La seconda riflessione, però, riguarda le valutazioni sugli effetti dell’introduzione del telelavoro. Nella maggioranza delle imprese interpellate (mediamente il 58%) il lavoro a distanza non ha avuto conseguenze apprezzabili sull’operatività dell’impresa. La restante quota si divide fra quanti hanno rilevato miglioramenti (19,4%) e, per contro, peggioramenti (22,3%), con un saldo generale marcato negativamente (-3,0). I fattori che prevalgono positivamente sono quelli degli investimenti nelle nuove tecnologie (+40,4) e nella formazione professionale (+8,4), oltre che aver notato un maggior benessere del personale (+22,8). Per contro, però, è sui processi produttivi che prevalgono i segni negativi: aumentano i costi operativi (+5,5), diminuisce la produttività sul lavoro (-20) e l’efficienza della gestione (-29,3). Soprattutto viene a mancare la relazione interpersonale fra i lavoratori (-48,6), fonte di identificazione e creatività per il lavoro e l’azienda.

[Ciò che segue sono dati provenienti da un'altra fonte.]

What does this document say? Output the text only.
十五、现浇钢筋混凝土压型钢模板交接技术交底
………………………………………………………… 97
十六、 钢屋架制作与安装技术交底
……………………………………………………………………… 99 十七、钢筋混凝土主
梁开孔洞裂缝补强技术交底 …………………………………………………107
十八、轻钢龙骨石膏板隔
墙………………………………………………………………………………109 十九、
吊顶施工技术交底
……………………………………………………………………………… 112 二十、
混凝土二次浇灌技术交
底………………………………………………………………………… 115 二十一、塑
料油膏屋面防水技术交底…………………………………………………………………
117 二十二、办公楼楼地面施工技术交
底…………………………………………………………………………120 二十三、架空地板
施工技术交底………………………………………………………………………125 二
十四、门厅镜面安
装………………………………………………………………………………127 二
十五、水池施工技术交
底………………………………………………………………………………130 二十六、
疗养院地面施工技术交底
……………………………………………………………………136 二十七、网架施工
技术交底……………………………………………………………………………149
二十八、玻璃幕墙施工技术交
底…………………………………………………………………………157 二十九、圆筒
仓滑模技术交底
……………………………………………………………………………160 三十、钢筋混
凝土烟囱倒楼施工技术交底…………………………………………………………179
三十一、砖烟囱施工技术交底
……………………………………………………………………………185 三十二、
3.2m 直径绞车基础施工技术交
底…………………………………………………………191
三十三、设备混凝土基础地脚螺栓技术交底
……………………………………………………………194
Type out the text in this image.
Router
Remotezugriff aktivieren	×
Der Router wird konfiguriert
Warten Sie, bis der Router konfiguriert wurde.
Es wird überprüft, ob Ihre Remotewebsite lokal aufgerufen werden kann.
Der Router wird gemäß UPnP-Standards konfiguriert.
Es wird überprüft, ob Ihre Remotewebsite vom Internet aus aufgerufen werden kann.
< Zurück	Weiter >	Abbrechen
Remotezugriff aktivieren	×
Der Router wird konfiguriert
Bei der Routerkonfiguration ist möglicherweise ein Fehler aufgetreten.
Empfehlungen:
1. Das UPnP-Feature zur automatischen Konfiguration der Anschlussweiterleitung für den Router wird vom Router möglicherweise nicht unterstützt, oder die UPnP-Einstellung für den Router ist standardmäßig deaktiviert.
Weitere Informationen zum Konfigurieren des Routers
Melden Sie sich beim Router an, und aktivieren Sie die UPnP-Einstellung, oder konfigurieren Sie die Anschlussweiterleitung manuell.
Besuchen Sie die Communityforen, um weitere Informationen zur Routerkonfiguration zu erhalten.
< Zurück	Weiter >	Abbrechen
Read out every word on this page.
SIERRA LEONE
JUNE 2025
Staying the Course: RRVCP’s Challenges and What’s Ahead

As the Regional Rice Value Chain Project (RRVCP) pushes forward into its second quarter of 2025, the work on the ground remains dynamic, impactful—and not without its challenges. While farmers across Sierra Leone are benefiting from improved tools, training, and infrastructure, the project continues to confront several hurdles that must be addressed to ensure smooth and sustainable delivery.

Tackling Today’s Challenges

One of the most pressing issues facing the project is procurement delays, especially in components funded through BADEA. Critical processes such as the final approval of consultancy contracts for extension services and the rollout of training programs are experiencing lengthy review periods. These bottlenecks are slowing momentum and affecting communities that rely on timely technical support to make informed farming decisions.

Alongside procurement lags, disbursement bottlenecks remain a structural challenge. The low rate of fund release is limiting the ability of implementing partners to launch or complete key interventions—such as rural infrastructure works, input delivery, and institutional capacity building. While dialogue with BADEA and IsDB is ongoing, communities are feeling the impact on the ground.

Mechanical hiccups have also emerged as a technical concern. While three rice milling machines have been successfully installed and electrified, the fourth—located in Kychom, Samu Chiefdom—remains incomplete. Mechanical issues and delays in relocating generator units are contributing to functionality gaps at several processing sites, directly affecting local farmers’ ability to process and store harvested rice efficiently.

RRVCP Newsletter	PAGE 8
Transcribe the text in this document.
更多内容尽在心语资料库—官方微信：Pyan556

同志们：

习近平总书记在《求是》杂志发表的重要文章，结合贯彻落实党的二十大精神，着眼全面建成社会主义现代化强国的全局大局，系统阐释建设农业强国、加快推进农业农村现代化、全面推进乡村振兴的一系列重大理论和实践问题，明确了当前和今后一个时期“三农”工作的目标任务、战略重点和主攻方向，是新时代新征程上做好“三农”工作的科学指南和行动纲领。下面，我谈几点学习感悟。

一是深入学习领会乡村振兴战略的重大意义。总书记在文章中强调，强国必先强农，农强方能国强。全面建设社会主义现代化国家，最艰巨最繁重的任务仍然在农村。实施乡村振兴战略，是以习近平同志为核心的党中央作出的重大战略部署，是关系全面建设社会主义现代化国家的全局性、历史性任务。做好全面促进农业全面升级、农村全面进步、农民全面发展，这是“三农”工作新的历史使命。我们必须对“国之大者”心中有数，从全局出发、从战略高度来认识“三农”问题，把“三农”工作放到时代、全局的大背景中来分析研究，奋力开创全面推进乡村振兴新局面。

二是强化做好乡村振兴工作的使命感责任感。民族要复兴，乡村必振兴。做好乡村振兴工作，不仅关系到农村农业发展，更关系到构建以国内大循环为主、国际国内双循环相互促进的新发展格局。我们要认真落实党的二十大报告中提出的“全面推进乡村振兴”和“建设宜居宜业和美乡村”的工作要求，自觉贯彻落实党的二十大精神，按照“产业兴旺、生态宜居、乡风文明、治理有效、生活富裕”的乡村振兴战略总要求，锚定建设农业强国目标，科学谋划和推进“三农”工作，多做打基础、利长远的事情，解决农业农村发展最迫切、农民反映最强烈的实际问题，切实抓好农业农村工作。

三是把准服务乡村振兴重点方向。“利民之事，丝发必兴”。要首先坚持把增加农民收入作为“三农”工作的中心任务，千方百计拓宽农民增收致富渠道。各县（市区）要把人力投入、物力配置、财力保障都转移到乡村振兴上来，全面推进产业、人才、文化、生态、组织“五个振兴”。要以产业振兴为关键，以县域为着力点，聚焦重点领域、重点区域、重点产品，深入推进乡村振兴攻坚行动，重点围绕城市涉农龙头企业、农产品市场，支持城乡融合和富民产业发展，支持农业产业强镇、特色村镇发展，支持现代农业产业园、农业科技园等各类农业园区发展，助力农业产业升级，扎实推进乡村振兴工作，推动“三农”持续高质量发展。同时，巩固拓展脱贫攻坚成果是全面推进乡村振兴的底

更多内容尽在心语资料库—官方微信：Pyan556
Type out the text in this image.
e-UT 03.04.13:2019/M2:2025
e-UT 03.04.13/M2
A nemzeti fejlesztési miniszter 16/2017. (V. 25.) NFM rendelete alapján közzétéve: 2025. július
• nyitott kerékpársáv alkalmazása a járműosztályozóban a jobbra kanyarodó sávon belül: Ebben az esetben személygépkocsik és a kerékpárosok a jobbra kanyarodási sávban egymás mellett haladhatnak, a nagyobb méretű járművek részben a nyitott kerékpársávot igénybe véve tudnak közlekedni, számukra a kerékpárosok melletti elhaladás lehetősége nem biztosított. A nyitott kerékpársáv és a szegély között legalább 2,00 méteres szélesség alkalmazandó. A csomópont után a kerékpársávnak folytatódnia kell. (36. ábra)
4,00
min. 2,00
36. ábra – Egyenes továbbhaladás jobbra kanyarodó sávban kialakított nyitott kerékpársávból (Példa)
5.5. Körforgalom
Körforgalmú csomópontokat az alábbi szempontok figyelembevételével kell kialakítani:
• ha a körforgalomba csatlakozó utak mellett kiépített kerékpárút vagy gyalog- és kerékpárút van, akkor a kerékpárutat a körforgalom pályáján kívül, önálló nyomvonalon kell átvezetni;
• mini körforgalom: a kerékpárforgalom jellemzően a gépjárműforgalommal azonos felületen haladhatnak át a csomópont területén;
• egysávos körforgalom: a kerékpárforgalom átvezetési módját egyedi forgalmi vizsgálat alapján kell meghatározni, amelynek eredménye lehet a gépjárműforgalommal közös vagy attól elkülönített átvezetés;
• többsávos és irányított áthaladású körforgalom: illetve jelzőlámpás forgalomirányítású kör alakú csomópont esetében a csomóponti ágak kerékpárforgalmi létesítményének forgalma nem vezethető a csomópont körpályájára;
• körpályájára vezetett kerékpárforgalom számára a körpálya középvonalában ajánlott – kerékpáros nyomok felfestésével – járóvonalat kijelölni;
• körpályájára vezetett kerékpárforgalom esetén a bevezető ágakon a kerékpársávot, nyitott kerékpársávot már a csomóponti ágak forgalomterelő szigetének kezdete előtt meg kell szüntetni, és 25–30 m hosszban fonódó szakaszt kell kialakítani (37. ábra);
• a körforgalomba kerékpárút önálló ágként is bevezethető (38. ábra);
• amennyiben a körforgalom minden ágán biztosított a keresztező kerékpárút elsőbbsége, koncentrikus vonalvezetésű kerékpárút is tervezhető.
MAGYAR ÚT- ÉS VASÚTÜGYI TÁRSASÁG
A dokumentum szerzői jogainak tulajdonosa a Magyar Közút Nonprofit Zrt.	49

È sicuramente presto per trarre conclusioni sull’esperienza del lavoro a distanza. La sensazione è che, al momento, si tratti perlopiù di una soluzione logistica che risponde alla necessità generata dalla pandemia, più che una vera e propria strategia di sviluppo organizzativo. Seppure alcuni germi di innovazione si possano individuare. Passare da una conduzione dell’impresa d’impronta fordista, a quella digitale e post-fordista richiede certamente un investimento economico e tecnologico, ma soprattutto culturale e formativo verso manager e lavoratori.